Second-quarter exports amounted to $153.1 billion, slightly less than the $166.4 billion in the previous three months, according to the bank. Imports fell to $72.3 billion, compared to $88.7 billion in the year’s first quarter.
Export sales were aided by steep discounts on Russia’s goods.
It sells oil to India at prices 30 percent below those prevailing on the world market and is deeply discounting the price of coal it sells to China.
Russia no longer releases data about its foreign trade.
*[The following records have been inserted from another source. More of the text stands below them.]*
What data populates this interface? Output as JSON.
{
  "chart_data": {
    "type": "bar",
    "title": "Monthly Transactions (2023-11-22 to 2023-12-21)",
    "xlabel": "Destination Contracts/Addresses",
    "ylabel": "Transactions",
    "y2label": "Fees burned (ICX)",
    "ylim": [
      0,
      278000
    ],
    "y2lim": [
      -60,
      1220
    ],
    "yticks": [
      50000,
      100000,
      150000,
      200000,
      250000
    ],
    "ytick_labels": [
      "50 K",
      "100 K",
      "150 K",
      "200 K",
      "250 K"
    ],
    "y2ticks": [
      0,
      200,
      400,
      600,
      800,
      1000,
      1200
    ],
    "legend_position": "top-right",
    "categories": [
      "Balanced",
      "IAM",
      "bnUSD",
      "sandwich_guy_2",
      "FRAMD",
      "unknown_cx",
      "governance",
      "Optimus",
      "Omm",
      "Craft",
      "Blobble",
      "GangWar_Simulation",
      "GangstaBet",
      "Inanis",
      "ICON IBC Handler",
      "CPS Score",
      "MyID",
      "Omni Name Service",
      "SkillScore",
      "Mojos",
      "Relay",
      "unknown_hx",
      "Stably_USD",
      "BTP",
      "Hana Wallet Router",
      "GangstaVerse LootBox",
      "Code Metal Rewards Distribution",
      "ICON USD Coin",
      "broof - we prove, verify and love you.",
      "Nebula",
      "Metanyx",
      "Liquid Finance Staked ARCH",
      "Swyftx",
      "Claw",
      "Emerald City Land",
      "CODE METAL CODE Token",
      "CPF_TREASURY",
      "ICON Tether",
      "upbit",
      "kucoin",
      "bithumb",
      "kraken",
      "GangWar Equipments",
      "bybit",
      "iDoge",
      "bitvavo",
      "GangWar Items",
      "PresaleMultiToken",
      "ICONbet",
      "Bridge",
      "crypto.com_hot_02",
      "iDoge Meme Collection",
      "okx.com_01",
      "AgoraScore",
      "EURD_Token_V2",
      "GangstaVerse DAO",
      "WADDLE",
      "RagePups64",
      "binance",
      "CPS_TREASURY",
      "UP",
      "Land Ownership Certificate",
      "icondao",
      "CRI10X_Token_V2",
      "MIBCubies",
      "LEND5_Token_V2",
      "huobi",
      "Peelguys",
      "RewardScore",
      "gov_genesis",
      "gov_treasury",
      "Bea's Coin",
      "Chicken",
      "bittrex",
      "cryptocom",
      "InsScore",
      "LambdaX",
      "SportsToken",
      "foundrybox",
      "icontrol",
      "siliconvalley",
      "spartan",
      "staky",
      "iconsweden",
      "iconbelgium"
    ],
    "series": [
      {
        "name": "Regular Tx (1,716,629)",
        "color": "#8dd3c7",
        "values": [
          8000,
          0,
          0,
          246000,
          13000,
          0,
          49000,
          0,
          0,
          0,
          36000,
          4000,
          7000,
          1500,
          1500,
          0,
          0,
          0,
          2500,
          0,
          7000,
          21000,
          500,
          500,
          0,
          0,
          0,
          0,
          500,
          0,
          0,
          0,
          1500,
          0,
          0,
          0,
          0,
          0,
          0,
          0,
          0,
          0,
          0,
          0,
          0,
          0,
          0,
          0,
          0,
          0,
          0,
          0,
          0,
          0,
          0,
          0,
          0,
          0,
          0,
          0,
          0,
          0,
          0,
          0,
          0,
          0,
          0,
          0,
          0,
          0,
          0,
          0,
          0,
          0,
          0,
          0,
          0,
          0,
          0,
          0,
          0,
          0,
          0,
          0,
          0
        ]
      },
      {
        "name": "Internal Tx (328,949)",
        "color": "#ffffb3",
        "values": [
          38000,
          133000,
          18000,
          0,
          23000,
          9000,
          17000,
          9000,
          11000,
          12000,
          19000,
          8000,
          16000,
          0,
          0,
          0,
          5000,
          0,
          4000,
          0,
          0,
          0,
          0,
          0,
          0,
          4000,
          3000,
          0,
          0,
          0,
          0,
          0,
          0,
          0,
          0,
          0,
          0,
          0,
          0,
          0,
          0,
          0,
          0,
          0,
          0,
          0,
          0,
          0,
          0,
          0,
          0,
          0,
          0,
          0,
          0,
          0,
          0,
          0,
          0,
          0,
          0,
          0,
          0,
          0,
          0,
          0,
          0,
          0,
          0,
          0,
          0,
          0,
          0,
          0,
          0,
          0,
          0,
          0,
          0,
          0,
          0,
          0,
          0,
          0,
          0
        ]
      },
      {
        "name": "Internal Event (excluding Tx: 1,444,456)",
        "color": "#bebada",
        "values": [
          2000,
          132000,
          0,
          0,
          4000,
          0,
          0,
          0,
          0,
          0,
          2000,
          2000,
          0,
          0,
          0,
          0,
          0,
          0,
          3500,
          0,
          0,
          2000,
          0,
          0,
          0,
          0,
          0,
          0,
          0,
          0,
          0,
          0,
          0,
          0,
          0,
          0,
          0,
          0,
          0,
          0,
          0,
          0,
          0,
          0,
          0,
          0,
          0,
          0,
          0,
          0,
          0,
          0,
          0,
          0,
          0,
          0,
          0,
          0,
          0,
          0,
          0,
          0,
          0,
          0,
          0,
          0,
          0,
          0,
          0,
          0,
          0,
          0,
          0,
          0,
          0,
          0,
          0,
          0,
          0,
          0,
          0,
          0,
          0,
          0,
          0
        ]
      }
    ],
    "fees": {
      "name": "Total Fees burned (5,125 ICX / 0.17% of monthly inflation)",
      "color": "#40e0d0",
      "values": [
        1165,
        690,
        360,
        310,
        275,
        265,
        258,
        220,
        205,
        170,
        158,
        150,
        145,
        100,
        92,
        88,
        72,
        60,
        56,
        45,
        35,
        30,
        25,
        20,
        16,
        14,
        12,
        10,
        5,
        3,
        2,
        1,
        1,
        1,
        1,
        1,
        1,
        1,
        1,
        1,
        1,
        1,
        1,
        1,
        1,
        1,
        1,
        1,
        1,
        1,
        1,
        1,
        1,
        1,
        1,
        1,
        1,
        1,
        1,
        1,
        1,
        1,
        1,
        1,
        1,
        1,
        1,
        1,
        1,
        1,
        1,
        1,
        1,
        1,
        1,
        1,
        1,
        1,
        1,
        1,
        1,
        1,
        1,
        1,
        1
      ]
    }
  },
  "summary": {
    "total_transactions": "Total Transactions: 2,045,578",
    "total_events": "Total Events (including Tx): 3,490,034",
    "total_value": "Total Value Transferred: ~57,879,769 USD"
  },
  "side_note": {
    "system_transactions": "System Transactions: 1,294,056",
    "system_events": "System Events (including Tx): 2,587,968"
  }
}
However, Bloomberg was able to compile details by analyzing figures from Russia’s remaining trading partners.
“In May, there were signs imports had stabilized, with five countries accounting for about half of Russia’s trade as the economy adapted and business began to find new routes for shipments,” Bloomberg reported.
The trade surplus and stringent capital controls that have cut domestic demand for foreign currencies helped make the ruble the best-performing currency to date this year among emerging markets.
“A ballooning trade surplus says a lot about what’s going right for Russia, from high commodity prices to sustained demand from many export partners,” Bloomberg economist Scott Johnson said, “but it’s also a symptom of distress, with a plunge in imports sowing disruption throughout the economy.”
TREND FORECAST: The trade surplus helps Russia in the short term but only delays an inevitable economic crisis if the Ukraine war drags on long enough.
The Western sanctions on Russia—warfare by a different means—are slowly pinching Russia’s economy, while Russia’s use of its natural gas exports to Europe as a weapon are pitted against each other.
Should Russia decide to keep its Nord Stream 1 natural gas pipeline closed to Europe, Russia will gain an upper hand in the standoff.
And as we had forecast, Russia, rich in human and natural resources will break away from globalization and embrace one of our Top Trends for 2022, “Self-Sufficiency.”
And as a result of thousands of U.S. and European businesses leaving Russia, rather than eating and buying foreign products, Made-in-Russia will be the national business anthem.